Among the female stars, we have a long list of not-at-all-good-looking actresses pitted against truly beautiful ones. Suraiya was beautiful but Geeta Bali was not. Tanuja was beautiful but Nutan was not. Madhubala was beautiful but Meena Kumari (Baiju Bawra) was not. She evolved into a beautiful swan much later in history. The greatest example is Amitabh Bachchan, lanky, thin-to-a-point-of-being-gangly and ugly, was asked by a producer whose door he had knocked at, "thobda dekha hai aaine mein?" (Have you seen your face in the mirror?) He had not seen his face in the mirror yet went on to become the greatest star of all-time in Indian cinema. Amitabh Bachchan as the doctor in Anand and the same Bachchan in Deewar a few years later, with more flesh on his body and face, became the heart-throb across three generations of the Indian mass audience.

Hema Malini was beautiful but Rekha in her earliest films, was fat, dusky, had an Oriental slant to her eyes and looked ugly. Smita Patil was dark, extremely skinny and unattractive. But just look at the shape she took as an actress of great caliber along the lines of other plain-looking actresses like Jaya Bachchan and Shabana Azmi. One wondered what made B.R. Ishara pick an ugly girl like Reena Roy for his film Zaroorat. But much later, shaking a leg with Kamalahassan in a film, one was dumbstruck at the beauty she had become.

Does success change the way we look at people when they become successful and famous and popular? Or do these successful stars actually ‘become’ beautiful as they keep climbing the ladder of success and fame? Vidya Balan and Bipasha Basu, with Shah Rukh Khan to give them company, are two brilliant examples of stars who made it despite the fact that they were not blessed with God-gifted beauty like Madhuri Dixit or Katrina Kaif. But their careers have taken them where they wanted to be and the fact that they are holding their ground in a world filled with beautiful people shows that success vests its blessed ones with beauty all its own. Shilpa Shetty reportedly had a nose-job done while Sushmita Sen was rumoured to have gone through a breast implant while Anu Kapoor was quite candid about some cosmetic surgery done to his face. But none of them really needed all these cosmetic corrections to their natural looks because their grit, their talent and their hard work would have turned them into beautiful people any way.

Rice University Professor Mikki Hebi's research shows "how your face looks can significantly influence the success of an interview." Further, he found that "good-looking bosses were found to be more competent, collaborative and better delegators than their less attractive counterparts."

However, he forgets to note that one can easily change the way one’s face looks not through cosmetic surgery or artificial add-ons but only through success. "Beauty lies in the eyes of the observer" goes the age-old saying. If this be true, then hasn’t Shah Rukh Khan’s success made us interpret his looks differently?
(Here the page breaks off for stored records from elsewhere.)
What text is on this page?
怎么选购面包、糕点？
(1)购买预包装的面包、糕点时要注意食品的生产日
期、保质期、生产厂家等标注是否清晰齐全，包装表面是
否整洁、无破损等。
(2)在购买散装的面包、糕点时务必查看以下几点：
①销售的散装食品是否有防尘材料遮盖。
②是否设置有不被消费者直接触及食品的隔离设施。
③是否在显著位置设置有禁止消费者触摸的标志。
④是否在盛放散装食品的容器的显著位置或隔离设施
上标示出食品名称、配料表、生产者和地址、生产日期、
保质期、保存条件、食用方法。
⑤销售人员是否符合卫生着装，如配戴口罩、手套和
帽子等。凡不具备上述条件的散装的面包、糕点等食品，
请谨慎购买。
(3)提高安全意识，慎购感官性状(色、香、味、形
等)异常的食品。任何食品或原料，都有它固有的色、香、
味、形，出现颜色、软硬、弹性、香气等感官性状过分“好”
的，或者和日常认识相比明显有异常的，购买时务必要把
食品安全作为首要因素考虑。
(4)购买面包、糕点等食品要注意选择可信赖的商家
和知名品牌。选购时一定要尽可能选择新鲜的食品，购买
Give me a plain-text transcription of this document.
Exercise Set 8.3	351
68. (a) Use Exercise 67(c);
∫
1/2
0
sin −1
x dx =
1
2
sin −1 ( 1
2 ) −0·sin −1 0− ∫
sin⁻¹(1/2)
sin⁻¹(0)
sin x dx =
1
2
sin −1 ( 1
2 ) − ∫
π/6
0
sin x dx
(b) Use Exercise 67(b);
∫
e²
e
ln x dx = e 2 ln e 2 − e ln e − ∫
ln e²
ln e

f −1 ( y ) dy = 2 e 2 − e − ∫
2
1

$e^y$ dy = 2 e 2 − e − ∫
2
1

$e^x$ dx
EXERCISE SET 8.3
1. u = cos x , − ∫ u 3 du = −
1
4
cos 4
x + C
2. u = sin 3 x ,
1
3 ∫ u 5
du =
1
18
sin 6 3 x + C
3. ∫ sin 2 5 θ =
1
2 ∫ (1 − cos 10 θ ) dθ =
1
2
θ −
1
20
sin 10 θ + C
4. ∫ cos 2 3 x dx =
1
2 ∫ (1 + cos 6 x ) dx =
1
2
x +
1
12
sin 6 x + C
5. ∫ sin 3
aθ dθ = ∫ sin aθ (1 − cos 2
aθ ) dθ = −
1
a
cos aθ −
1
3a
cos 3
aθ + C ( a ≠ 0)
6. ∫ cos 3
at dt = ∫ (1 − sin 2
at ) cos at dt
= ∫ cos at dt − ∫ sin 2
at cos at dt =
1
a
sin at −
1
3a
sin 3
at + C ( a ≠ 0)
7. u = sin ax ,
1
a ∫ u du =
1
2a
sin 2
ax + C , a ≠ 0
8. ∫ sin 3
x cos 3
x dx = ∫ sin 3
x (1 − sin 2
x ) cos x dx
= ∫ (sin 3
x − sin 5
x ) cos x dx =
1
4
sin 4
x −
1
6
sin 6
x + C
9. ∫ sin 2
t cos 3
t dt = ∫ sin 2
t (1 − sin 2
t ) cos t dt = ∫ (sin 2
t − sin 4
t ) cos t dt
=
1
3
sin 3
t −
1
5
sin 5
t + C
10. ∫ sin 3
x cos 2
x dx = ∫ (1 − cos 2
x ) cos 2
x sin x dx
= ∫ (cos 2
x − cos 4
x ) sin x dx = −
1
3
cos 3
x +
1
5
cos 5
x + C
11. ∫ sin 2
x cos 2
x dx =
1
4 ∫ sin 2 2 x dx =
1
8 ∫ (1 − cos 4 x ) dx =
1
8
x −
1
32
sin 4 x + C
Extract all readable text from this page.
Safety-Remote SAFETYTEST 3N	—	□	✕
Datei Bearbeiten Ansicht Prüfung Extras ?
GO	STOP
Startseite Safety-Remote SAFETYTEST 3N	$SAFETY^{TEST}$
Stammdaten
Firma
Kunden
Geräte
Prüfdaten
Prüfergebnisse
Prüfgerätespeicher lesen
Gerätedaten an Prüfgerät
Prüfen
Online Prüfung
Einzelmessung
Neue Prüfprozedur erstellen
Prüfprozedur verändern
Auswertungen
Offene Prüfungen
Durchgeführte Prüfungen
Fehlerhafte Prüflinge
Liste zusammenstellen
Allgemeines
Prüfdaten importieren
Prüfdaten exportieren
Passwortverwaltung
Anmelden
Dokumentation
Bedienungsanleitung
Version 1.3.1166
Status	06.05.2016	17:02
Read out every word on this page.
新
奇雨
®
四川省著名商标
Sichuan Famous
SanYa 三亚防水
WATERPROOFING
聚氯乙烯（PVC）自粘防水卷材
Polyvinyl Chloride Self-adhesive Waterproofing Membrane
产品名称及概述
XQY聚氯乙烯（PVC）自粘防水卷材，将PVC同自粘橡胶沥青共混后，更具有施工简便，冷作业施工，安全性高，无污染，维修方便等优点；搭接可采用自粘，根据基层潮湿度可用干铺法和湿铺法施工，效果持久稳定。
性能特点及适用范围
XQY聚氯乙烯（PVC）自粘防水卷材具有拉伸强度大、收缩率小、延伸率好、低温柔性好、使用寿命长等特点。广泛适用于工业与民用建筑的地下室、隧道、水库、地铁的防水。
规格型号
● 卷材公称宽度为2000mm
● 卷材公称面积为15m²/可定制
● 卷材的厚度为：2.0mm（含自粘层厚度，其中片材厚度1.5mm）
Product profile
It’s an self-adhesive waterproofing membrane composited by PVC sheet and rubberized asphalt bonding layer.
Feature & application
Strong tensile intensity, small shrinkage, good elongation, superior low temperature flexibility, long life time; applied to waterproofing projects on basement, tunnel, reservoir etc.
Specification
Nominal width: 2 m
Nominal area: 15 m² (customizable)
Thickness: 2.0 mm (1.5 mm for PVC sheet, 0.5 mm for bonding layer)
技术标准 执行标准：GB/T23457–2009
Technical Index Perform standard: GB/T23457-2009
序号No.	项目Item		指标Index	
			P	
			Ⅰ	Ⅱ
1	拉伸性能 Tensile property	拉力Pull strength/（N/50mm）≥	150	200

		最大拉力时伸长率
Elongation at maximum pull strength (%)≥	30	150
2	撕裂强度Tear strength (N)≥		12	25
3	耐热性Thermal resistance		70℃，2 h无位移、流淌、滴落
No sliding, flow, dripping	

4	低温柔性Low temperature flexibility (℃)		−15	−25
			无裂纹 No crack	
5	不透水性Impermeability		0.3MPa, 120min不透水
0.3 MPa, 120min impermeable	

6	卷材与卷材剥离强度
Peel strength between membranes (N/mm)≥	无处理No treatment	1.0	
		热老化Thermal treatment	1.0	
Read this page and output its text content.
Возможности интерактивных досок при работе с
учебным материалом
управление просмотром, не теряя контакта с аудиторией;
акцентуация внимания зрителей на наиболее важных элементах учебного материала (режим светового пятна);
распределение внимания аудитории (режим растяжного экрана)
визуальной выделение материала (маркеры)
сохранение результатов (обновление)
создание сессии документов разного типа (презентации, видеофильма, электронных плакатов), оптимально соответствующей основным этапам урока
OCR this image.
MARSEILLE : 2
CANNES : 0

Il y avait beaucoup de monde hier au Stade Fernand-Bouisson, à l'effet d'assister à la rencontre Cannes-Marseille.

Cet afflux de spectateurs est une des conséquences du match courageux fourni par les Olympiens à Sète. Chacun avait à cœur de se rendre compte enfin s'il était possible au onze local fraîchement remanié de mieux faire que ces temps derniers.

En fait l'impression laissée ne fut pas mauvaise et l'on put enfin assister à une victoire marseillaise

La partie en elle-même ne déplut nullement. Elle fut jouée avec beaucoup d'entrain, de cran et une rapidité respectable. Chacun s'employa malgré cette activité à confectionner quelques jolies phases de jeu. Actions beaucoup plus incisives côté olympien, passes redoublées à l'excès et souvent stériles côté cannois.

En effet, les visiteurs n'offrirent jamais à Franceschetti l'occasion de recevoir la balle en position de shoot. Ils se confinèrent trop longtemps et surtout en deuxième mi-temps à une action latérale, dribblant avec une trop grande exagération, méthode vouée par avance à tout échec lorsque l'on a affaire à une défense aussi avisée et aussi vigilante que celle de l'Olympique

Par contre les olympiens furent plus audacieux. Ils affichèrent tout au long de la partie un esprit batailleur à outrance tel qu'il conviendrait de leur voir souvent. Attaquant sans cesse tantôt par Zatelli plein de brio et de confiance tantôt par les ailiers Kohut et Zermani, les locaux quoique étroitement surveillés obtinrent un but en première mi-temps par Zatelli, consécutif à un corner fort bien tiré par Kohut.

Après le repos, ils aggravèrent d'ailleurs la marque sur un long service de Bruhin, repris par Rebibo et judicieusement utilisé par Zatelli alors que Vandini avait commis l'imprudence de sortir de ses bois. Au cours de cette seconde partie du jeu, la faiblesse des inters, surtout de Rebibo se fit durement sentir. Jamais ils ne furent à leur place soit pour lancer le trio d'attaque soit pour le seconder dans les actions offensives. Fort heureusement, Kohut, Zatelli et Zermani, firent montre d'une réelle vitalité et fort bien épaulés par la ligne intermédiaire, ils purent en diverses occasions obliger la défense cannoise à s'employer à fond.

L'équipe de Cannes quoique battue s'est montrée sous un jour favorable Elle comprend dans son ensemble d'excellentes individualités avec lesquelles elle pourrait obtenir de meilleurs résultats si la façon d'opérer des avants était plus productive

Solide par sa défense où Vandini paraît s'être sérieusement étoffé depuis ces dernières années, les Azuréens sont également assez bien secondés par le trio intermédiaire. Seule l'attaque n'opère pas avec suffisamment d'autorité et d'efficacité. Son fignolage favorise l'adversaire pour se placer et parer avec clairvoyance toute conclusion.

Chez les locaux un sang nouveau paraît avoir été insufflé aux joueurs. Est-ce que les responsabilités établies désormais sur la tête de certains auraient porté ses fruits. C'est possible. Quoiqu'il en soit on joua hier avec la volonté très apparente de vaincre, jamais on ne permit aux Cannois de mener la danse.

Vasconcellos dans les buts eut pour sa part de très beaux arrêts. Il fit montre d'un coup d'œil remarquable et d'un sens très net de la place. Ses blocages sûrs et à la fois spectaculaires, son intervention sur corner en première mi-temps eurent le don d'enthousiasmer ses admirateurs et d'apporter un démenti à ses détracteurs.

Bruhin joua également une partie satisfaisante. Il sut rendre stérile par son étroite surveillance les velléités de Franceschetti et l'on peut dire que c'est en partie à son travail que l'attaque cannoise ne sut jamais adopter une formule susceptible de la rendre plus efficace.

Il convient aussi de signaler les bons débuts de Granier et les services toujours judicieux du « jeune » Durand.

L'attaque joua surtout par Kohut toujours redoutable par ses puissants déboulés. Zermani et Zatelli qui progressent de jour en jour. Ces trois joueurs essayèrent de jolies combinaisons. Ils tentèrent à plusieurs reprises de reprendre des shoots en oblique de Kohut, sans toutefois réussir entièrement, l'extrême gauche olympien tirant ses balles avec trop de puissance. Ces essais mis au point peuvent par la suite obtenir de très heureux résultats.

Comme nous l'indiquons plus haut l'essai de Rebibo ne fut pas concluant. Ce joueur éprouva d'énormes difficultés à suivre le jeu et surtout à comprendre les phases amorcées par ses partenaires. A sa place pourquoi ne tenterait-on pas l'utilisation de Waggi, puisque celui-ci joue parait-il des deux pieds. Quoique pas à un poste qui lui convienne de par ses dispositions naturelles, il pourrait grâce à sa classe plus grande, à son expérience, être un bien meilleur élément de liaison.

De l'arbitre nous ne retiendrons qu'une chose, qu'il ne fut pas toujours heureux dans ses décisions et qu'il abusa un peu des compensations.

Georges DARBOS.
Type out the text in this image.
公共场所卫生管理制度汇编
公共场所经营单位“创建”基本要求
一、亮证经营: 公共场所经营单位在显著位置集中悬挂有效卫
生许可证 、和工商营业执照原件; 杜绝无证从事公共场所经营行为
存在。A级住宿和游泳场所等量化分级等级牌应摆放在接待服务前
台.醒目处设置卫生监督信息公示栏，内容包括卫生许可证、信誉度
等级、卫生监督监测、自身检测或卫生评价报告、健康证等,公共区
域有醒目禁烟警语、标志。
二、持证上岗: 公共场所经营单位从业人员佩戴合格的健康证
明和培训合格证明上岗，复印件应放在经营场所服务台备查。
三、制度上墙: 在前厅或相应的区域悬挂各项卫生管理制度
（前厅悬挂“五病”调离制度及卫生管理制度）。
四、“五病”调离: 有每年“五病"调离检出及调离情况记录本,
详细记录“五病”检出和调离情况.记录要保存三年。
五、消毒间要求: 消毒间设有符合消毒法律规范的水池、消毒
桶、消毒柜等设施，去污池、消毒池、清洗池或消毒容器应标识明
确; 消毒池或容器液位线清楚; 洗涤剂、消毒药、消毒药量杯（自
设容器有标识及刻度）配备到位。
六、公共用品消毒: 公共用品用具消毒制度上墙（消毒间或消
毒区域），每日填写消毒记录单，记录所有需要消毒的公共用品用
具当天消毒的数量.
Or Deepika Padukone, who is not beautiful in the conventional sense of the word but has acquired it with her grace, elegance and by the way she carries herself in screen and off-screen space.

The last word ought to go to Adam Eyre-Walker from the Centre for the Study of Evolution at the University of Sussex. He contends that the way we label ‘beautiful people’ and separate them from not-so-beautiful people is, perhaps, the influence of culture: "We are taught to look upon tall men and small women as desirable", he says. "So our preference for attractive people has been culturally created and not hard-wired in the human species." But the debate goes on forever.